Visitors

free counters

9.29.2009

Speed Limit Ahead


Greetings All,
This weeks
'thought'' comes from Michael Yaconelli's book "Messy Spirituality." It's a book for people tired of the relentless parade of success stories. It's for people who know their imperfections all too well and wrestle with sins they never quite conquer. It's for people who know their desperate need for God's grace in Jesus and cling to it with all tenacity.

The premise of the book (in my opinion) is found on page 13 where he states: "Accepting the reality of our broken, flawed lives is the beginning of spirituality not because the spiritual life will remove our flaws but because we let go of seeking perfection and, instead, seek God, the one who is present in the tangledness of our lives. Spirituality is not about being fixed; it is about God's being present in the mess of our unfixedness."

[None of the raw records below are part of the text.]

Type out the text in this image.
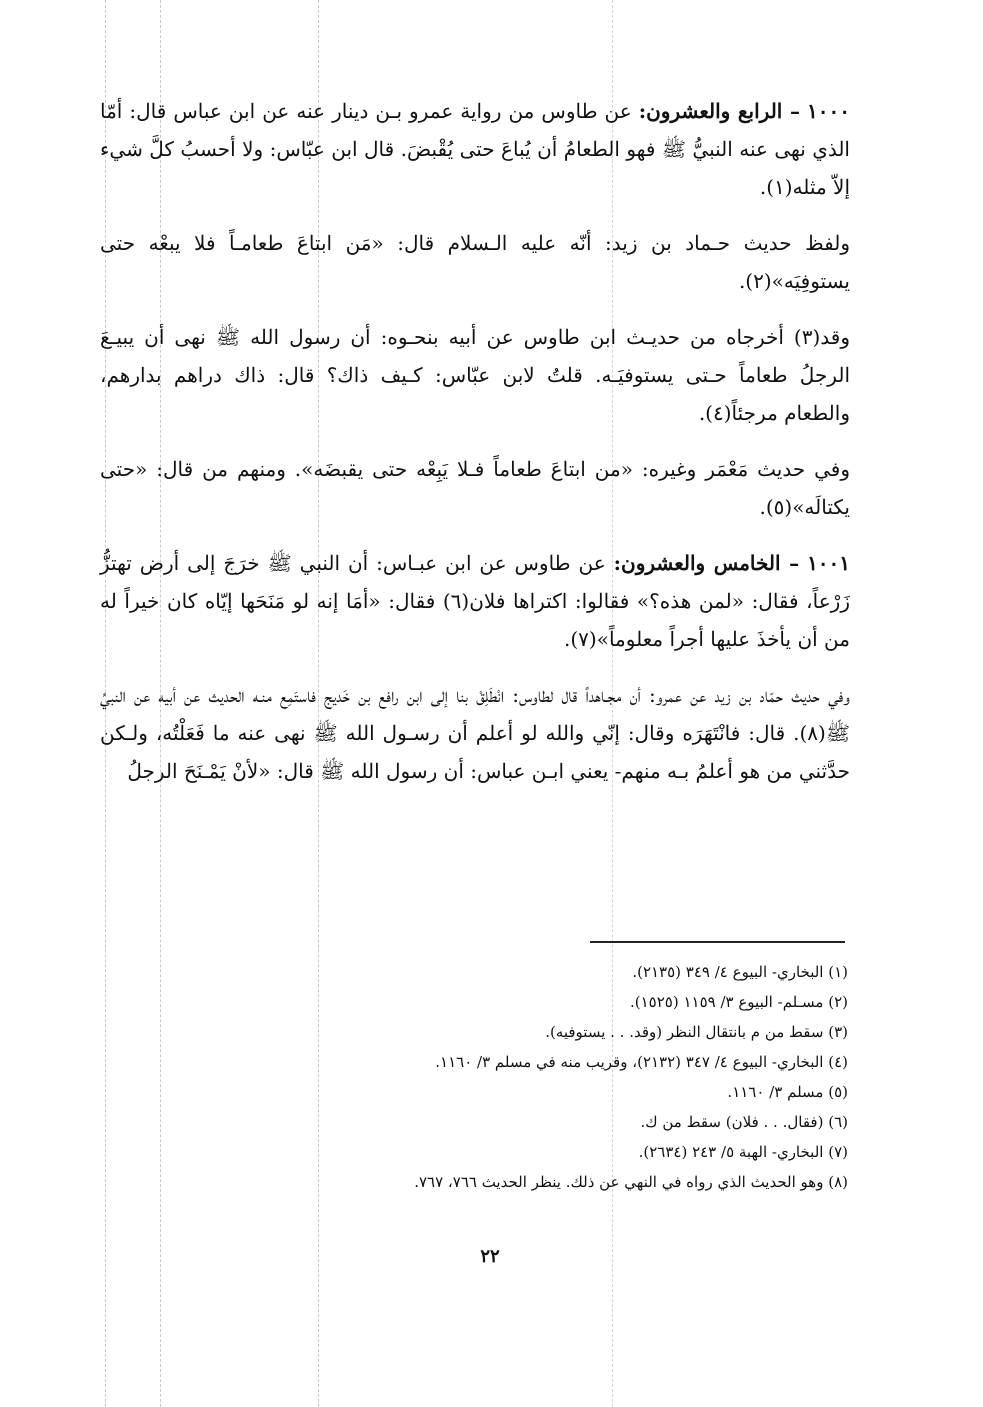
١٠٠٠ – الرابع والعشرون: عن طاوس من رواية عمرو بـن دينار عنه عن ابن عباس قال: أمّا الذي نهى عنه النبيُّ ﷺ فهو الطعامُ أن يُباعَ حتى يُقْبضَ. قال ابن عبّاس: ولا أحسبُ كلَّ شيء إلاّ مثله(١).

ولفظ حديث حـماد بن زيد: أنّه عليه الـسلام قال: «مَن ابتاعَ طعامـاً فلا يبعْه حتى يستوفِيَه»(٢).

وقد(٣) أخرجاه من حديـث ابن طاوس عن أبيه بنحـوه: أن رسول الله ﷺ نهى أن يبيـعَ الرجلُ طعاماً حـتى يستوفيَـه. قلتُ لابن عبّاس: كـيف ذاك؟ قال: ذاك دراهم بدارهم، والطعام مرجئاً(٤).

وفي حديث مَعْمَر وغيره: «من ابتاعَ طعاماً فـلا يَبِعْه حتى يقبضَه». ومنهم من قال: «حتى يكتالَه»(٥).

١٠٠١ – الخامس والعشرون: عن طاوس عن ابن عبـاس: أن النبي ﷺ خرَجَ إلى أرض تهتزُّ زَرْعاً، فقال: «لمن هذه؟» فقالوا: اكتراها فلان(٦) فقال: «أمَا إنه لو مَنَحَها إيّاه كان خيراً له من أن يأخذَ عليها أجراً معلوماً»(٧).

وفي حديث حمّاد بن زيد عن عمرو: أن مجـاهداً قال لطاوس: انْطَلِقْ بنا إلى ابن رافع بن خَديج فاستَمِع منـه الحديث عن أبيه عن النبيِّ ﷺ(٨). قال: فانْتَهَرَه وقال: إنّي والله لو أعلم أن رسـول الله ﷺ نهى عنه ما فَعَلْتُه، ولـكن حدَّثني من هو أعلمُ بـه منهم- يعني ابـن عباس: أن رسول الله ﷺ قال: «لأنْ يَمْـنَحَ الرجلُ

(١) البخاري- البيوع ٤/ ٣٤٩ (٢١٣٥).
(٢) مسـلم- البيوع ٣/ ١١٥٩ (١٥٢٥).
(٣) سقط من م بانتقال النظر (وقد. . . يستوفيه).
(٤) البخاري- البيوع ٤/ ٣٤٧ (٢١٣٢)، وقريب منه في مسلم ٣/ ١١٦٠.
(٥) مسلم ٣/ ١١٦٠.
(٦) (فقال. . . فلان) سقط من ك.
(٧) البخاري- الهبة ٥/ ٢٤٣ (٢٦٣٤).
(٨) وهو الحديث الذي رواه في النهي عن ذلك. ينظر الحديث ٧٦٦، ٧٦٧.
٢٢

Michael passed away a few years back after spending 42 years in ministry. This thought is in memory of him. For his willingness to be transparent and for his many helpful insights.

The Sin of Speed and the Need for Increasing Slowness

"When my children were young, track meets filled part of each week during the spring. One particularly hot spring day, I attended a junior high track meet, arriving in the middle of the boys' 1500 meter race. During the last lap of the race, the audience stood, cheering two boys running side by side for the final 50 meters. A short distance behind them ran a pack of about four or five boys jockeying for third place... As I looked down the track, I saw one boy lagging far behind. Poor kid. The portly seventh grader struggled for each breath, his face red and sweaty, the main artery in his neck bulging and throbbing to supply oxygen to his deprived muscles. Suddenly the woman to my left stepped over me and rushed down to the railing overlooking the track -- obviously the boy's mother. She screamed, 'Johnny, run faster!' I wish you could have seen the incredulous look on the boy's face. He had to be thinking, 'Mom! I'm running as fast as I can!'

Spiritual growth does not happen by running faster. What keeps many of us from growing is not sin but speed. Most of us are like Johnny. We are going as fast as we can, living life at a dizzying speed, and God is nowhere to be found. We're not rejecting God; we just don't have time for him. We've lost him in the blurred landscape as we rush to church. We don't struggle with the Bible, but with the clock. It's not that we're too decadent; we're too busy. We don't feel guilty because of sin, but because we have no time for our spouses, our children, or our God. It's not sinning too much that's killing our souls, it's our schedule that's annihilating us. Most of us don't come home at night staggering drunk. Instead, we come home staggering tired, worn out, exhausted, and drained because we live too fast.

Speed is not neutral. Fast living used to mean a life of debauchery; now it just means fast, but the consequences are even more serious. Speeding through life endangers our relationships and our souls. Voices surround us, always telling us to move faster. It may be our boss, our pastor, our parents, our wives, our husbands, our politicians or sadly, even ourselves. So we comply. We increase the speed. We live life in the fast lane because we have no slow lanes anymore. Every lane is fast, and the only comfort our culture can offer is more lanes and increased speed limits. The result? Too many of us are running as fast as we can, and an alarming number of us are running much faster than we can sustain.

Speed damages our souls because living fast consumes every ounce of our energy. Speed has a deafening roar that drowns out the whispering voices of our souls and leaves Jesus as a diminishing speck in the rear view mirror. Spiritual growth is not running faster, as in more meetings, more Bible studies, and more prayer meetings. Spiritual growth happens when we slow our activity down. If we want to meet Jesus, we can't do it on the run. If we want to stay on the road of faith, we have to hit the brakes, pull over to the rest area, and stop. Christianity is not about inviting Jesus to speed through life with us; it's about noticing Jesus sitting at the rest stop...

The ugly truth, however, is that many of us do not know how to rest. Actually, we do know how to rest; we simply refuse to rest. [Adrenaline can be addicting!] * Rest is a decision we make. Rest is choosing to do nothing when we have too much to do, slowing down when we feel pressure to go faster, stopping instead of starting. Rest is listening to our weariness and responding to our tiredness, not to what is making us tired. Rest is what happens when we say one simple word: 'No!'

[Yet] Rest is the ultimate humiliation, because in order to rest, we must admit we are not necessary, that the world can get along without us, that God's work does not depend on us. Once we understand how unnecessary we are, only then might we find the right reasons to say yes. Only then might we find the right reasons to decide to be with Jesus, instead of working for him. Only then might we have the courage to take a nap with Jesus."

( * Parenthetical insertion my own. Learned by the experience of a fellow speeder.)